When the authority passes an order which is within its competence it cannot fail merely because it purports to be made under a wrong provision, if it can be shown to be within its power under any rule. The validity of an order should be judged on a consideration of its substance, not its form, regarding this settled position of law it would be suffice to refer to the decisions of the Apex Court in (1) Ram Manohar v. State of Bihar AIR 1966 SC 740 , (2) Hukumchand Mill v. State of M.P. AIR 1964 SC 1329 and (3) Amritsar Improvement Trust v. Baldeo Indrajit (1972) 1 SCC 165 /170. 14. In view of the above discussion, the submission of Mr.

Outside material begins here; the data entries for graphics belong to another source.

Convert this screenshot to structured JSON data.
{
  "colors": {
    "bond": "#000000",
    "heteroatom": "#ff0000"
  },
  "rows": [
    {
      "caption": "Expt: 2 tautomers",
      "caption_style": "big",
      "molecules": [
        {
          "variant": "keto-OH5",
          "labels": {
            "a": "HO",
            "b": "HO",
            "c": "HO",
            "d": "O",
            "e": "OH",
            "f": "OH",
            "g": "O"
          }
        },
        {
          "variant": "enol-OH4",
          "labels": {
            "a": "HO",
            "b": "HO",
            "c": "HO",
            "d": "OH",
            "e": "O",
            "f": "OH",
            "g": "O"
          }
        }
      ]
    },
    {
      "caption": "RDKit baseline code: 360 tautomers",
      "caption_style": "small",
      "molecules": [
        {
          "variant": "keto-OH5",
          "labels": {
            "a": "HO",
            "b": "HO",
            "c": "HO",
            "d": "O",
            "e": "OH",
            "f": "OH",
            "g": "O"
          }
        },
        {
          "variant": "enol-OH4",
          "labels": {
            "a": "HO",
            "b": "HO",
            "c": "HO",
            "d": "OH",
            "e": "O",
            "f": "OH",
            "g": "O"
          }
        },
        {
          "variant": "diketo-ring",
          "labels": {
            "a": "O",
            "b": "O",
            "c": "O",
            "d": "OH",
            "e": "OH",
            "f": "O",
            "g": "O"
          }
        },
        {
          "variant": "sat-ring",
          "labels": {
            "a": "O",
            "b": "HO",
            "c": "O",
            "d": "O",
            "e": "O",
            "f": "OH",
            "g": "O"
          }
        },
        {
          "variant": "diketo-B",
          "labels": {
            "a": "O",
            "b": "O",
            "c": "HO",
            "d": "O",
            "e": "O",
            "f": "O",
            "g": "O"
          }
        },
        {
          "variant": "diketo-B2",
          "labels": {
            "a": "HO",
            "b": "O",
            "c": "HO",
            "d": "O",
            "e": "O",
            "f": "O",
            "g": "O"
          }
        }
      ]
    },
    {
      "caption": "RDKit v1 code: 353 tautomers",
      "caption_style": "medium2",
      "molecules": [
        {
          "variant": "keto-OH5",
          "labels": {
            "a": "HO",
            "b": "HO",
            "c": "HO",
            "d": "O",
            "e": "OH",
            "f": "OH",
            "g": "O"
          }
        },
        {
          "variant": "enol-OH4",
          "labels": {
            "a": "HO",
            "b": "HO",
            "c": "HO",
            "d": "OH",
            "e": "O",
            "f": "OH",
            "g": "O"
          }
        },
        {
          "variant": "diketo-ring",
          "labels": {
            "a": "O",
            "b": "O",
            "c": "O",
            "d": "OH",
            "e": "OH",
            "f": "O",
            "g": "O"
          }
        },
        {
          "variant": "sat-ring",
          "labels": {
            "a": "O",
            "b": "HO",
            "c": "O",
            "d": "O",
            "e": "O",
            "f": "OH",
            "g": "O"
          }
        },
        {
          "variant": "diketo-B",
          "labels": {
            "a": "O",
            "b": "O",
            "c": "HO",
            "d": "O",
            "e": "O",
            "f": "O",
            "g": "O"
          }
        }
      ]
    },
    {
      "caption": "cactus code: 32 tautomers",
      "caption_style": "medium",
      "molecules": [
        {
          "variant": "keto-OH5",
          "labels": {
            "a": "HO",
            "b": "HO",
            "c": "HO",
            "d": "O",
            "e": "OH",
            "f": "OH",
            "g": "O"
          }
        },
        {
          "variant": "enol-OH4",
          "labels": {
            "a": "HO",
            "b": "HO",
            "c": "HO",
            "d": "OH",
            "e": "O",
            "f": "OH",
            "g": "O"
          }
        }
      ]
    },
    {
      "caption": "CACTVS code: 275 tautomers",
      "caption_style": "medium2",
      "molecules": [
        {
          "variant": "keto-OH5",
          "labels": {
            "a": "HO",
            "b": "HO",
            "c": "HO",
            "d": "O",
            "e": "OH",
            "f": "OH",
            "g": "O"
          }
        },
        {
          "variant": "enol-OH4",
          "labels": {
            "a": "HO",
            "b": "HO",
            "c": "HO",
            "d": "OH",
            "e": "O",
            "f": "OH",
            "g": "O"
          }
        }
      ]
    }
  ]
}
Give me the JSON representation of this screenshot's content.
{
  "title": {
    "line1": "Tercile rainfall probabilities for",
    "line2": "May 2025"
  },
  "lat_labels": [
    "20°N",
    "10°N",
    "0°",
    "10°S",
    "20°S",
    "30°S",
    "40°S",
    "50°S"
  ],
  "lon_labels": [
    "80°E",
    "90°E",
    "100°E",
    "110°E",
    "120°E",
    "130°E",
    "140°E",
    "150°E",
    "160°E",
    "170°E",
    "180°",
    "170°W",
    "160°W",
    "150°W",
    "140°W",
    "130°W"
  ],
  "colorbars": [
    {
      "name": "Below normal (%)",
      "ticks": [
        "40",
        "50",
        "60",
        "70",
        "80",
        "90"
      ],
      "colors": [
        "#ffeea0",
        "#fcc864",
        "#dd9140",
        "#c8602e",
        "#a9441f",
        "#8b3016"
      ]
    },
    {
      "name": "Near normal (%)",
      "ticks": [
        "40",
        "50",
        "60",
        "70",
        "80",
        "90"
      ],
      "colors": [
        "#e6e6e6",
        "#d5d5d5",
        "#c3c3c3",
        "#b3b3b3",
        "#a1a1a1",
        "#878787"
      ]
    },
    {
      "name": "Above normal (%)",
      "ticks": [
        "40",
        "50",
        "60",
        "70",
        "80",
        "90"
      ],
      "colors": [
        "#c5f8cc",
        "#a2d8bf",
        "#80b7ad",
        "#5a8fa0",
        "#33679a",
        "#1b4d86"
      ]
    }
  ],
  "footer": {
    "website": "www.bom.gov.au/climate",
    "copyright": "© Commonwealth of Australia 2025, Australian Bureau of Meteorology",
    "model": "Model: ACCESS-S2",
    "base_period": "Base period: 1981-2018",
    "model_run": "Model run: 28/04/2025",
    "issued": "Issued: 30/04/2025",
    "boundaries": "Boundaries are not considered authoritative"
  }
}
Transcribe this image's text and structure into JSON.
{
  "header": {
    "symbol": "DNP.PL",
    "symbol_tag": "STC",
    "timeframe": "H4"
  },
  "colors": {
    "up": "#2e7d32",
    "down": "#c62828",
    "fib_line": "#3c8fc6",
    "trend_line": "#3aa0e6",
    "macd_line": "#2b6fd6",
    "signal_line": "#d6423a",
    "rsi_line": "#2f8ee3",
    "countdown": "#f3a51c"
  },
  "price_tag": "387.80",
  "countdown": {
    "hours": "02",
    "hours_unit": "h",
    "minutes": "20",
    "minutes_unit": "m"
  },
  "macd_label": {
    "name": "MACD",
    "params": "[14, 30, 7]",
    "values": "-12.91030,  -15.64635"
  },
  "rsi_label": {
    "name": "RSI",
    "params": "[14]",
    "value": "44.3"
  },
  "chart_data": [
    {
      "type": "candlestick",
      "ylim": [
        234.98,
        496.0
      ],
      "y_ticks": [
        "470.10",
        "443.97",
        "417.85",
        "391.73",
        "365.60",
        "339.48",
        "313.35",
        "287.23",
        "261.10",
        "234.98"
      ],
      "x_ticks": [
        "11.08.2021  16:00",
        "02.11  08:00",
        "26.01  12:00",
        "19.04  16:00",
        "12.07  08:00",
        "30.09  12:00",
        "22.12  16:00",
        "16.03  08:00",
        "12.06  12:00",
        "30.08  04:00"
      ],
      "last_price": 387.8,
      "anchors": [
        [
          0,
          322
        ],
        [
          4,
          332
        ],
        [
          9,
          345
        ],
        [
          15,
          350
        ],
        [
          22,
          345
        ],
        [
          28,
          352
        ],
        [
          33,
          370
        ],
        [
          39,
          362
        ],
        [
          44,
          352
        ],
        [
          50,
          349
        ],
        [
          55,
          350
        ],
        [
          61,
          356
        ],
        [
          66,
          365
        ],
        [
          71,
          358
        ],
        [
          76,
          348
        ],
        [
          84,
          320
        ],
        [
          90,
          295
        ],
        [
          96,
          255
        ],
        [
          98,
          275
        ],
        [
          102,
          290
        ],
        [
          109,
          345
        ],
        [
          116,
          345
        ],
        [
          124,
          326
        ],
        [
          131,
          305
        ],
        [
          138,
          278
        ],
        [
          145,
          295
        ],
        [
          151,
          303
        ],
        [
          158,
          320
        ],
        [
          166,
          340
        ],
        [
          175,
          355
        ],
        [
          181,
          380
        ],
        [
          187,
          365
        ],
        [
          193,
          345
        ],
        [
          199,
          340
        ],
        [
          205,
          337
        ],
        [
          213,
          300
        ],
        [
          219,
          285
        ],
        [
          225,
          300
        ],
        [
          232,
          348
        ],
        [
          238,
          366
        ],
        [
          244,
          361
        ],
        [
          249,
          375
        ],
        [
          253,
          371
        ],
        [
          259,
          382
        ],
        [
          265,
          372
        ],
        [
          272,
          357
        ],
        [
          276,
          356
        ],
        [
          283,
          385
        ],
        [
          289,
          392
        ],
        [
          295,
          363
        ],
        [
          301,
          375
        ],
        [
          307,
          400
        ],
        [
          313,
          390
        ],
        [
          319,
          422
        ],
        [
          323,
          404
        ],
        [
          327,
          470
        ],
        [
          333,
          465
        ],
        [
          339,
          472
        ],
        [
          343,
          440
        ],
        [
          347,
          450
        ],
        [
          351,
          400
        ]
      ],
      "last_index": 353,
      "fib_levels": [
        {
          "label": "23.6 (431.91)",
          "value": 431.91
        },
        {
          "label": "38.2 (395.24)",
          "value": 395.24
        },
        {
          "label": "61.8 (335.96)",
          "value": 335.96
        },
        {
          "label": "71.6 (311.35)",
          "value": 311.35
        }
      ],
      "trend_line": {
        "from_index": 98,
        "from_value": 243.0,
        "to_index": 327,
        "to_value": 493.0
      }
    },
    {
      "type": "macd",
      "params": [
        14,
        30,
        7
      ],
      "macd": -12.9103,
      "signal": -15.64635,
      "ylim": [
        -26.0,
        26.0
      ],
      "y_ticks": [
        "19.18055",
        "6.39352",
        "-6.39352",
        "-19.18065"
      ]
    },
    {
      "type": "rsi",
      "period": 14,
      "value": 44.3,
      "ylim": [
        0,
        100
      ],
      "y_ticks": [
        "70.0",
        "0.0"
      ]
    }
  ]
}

A.K. Purkayastha, learned Counsel for the Petitioner that the impugned order dated 5.2.2010 is liable to be dismissed as it was passed under order 6, Rule 17, Code of Civil Procedure is not sustainable inasmuch as the mistake in quoting a wrong provision of the Code does not make the order illegal and validity of an order should be judged on consideration of its substance and not in its form and also the learned court has power under order 7, Rule 18 read with Section 151 of the Code of Civil Procedure. For the foregoing discussion there is no material error in passing the impugned order dated 5.2.2010. Accordingly, this revision petition is devoid of merit and hereby dismissed. Petition dismissed.